There are about 375 types of sharks in the fish family. Sharks are different from other fish in a number of ways. First, their mouths are underneath their bodies. Also, unlike fish, sharks do not have a swim bladder to help them float; so if they stop moving, they sink. Additionally, sharks have five to seven gills on each side of their bodies, while most fish only have one per side. Sharks further differ from most fish because their skeletons are made of a flexible material called cartilage. Finally, while most fish have scales, sharks' bodies have tough skin that is covered with tiny teeth denticles.
Shark's five senses are different from those of humans. Their vision is very good because their eyes have plates that help them see better in deep water. In bright light, these plates get darker and work like sunglasses. Sharks smell by detecting scents in the odor particles that flow into their noses. They can follow these scents to track their prey. Sharks have an interesting way of tasting. They have taste buds all around their skin. When they rub up against something, their taste buds help them detect whether or not it's food. Sharks also have the ability to feel sound vibrations and pressure changes in the water through two lines of hair running from their noses to their tails. Additionally, they can feel electricity through their muscles, which help them find their food.
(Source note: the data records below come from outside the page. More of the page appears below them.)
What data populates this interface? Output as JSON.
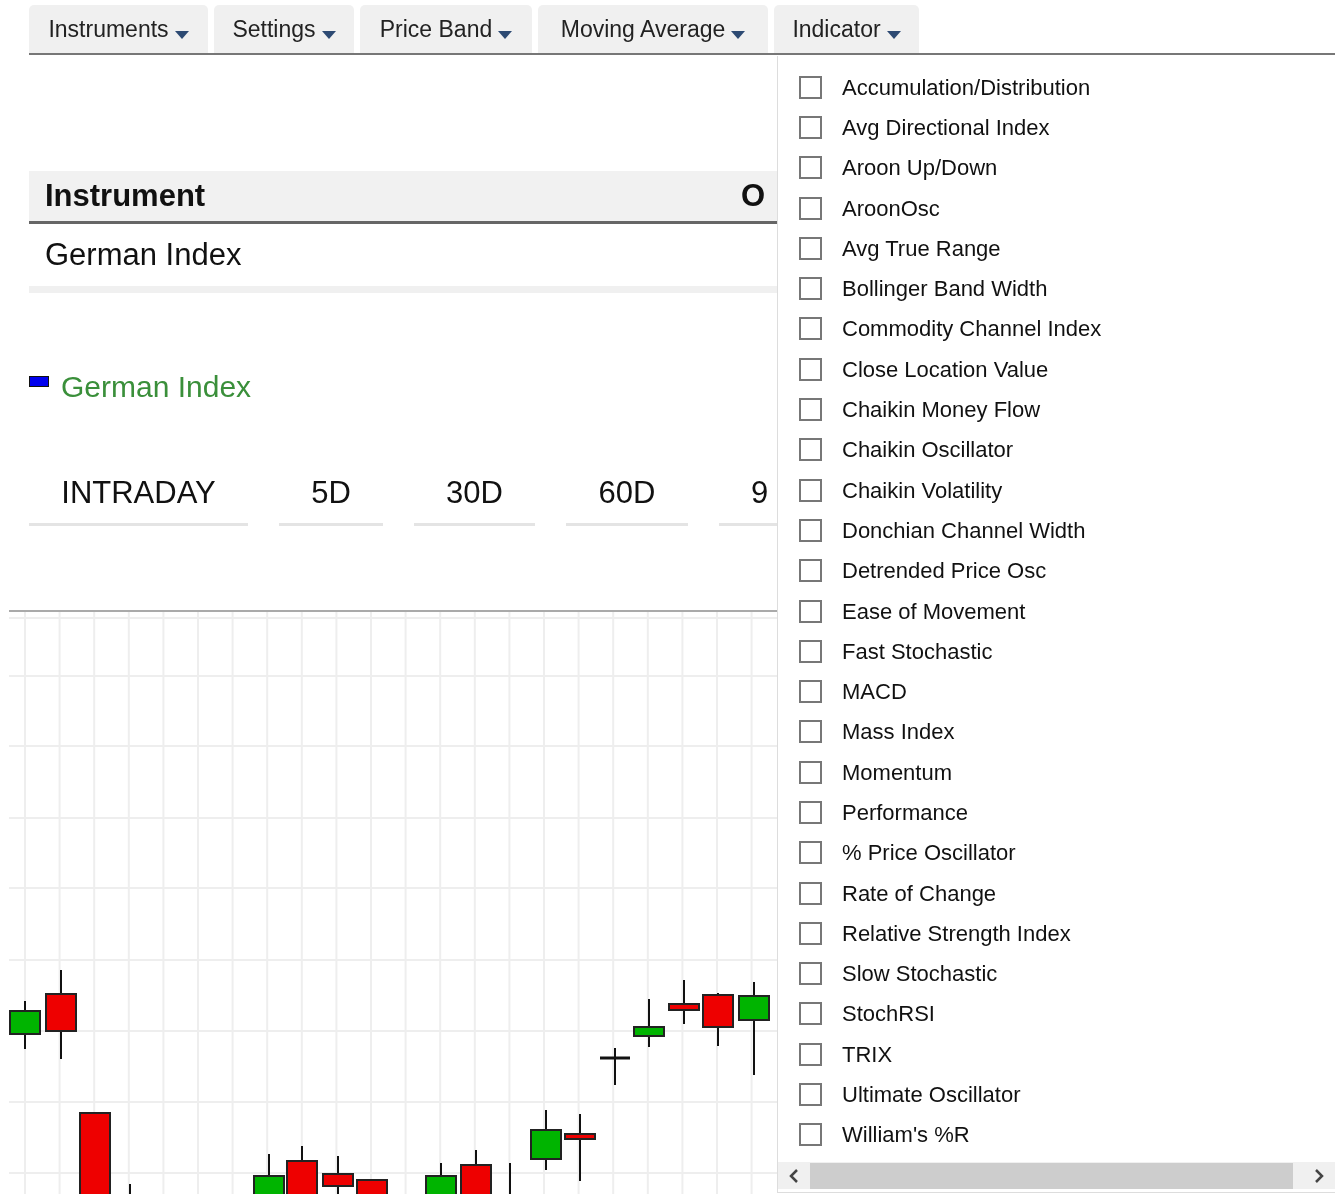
{
  "menu": [
    {
      "label": "Instruments"
    },
    {
      "label": "Settings"
    },
    {
      "label": "Price Band"
    },
    {
      "label": "Moving Average"
    },
    {
      "label": "Indicator"
    }
  ],
  "table": {
    "columns": [
      "Instrument",
      "O"
    ],
    "rows": [
      [
        "German Index"
      ]
    ]
  },
  "legend": {
    "label": "German Index"
  },
  "periods": [
    {
      "label": "INTRADAY"
    },
    {
      "label": "5D"
    },
    {
      "label": "30D"
    },
    {
      "label": "60D"
    },
    {
      "label": "9"
    }
  ],
  "indicators": [
    {
      "label": "Accumulation/Distribution",
      "checked": false
    },
    {
      "label": "Avg Directional Index",
      "checked": false
    },
    {
      "label": "Aroon Up/Down",
      "checked": false
    },
    {
      "label": "AroonOsc",
      "checked": false
    },
    {
      "label": "Avg True Range",
      "checked": false
    },
    {
      "label": "Bollinger Band Width",
      "checked": false
    },
    {
      "label": "Commodity Channel Index",
      "checked": false
    },
    {
      "label": "Close Location Value",
      "checked": false
    },
    {
      "label": "Chaikin Money Flow",
      "checked": false
    },
    {
      "label": "Chaikin Oscillator",
      "checked": false
    },
    {
      "label": "Chaikin Volatility",
      "checked": false
    },
    {
      "label": "Donchian Channel Width",
      "checked": false
    },
    {
      "label": "Detrended Price Osc",
      "checked": false
    },
    {
      "label": "Ease of Movement",
      "checked": false
    },
    {
      "label": "Fast Stochastic",
      "checked": false
    },
    {
      "label": "MACD",
      "checked": false
    },
    {
      "label": "Mass Index",
      "checked": false
    },
    {
      "label": "Momentum",
      "checked": false
    },
    {
      "label": "Performance",
      "checked": false
    },
    {
      "label": "% Price Oscillator",
      "checked": false
    },
    {
      "label": "Rate of Change",
      "checked": false
    },
    {
      "label": "Relative Strength Index",
      "checked": false
    },
    {
      "label": "Slow Stochastic",
      "checked": false
    },
    {
      "label": "StochRSI",
      "checked": false
    },
    {
      "label": "TRIX",
      "checked": false
    },
    {
      "label": "Ultimate Oscillator",
      "checked": false
    },
    {
      "label": "William's %R",
      "checked": false
    }
  ]
}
Sharks are also a unique species because of how they breed. There are two ways sharks lay their eggs. Some sharks leave their eggs on rocky surfaces to hatch. Others hang them on seaweed by small strings on the egg. Some sharks don't even lay their eggs in the outside world. Rather, the eggs hatch in the mothers' womb and come out as live babies called pups. These sharks have a better chance of survival.
Sharks have been around for thousands of years. Along the way, they have gained a bad reputation; however, they don't attack as often as people think.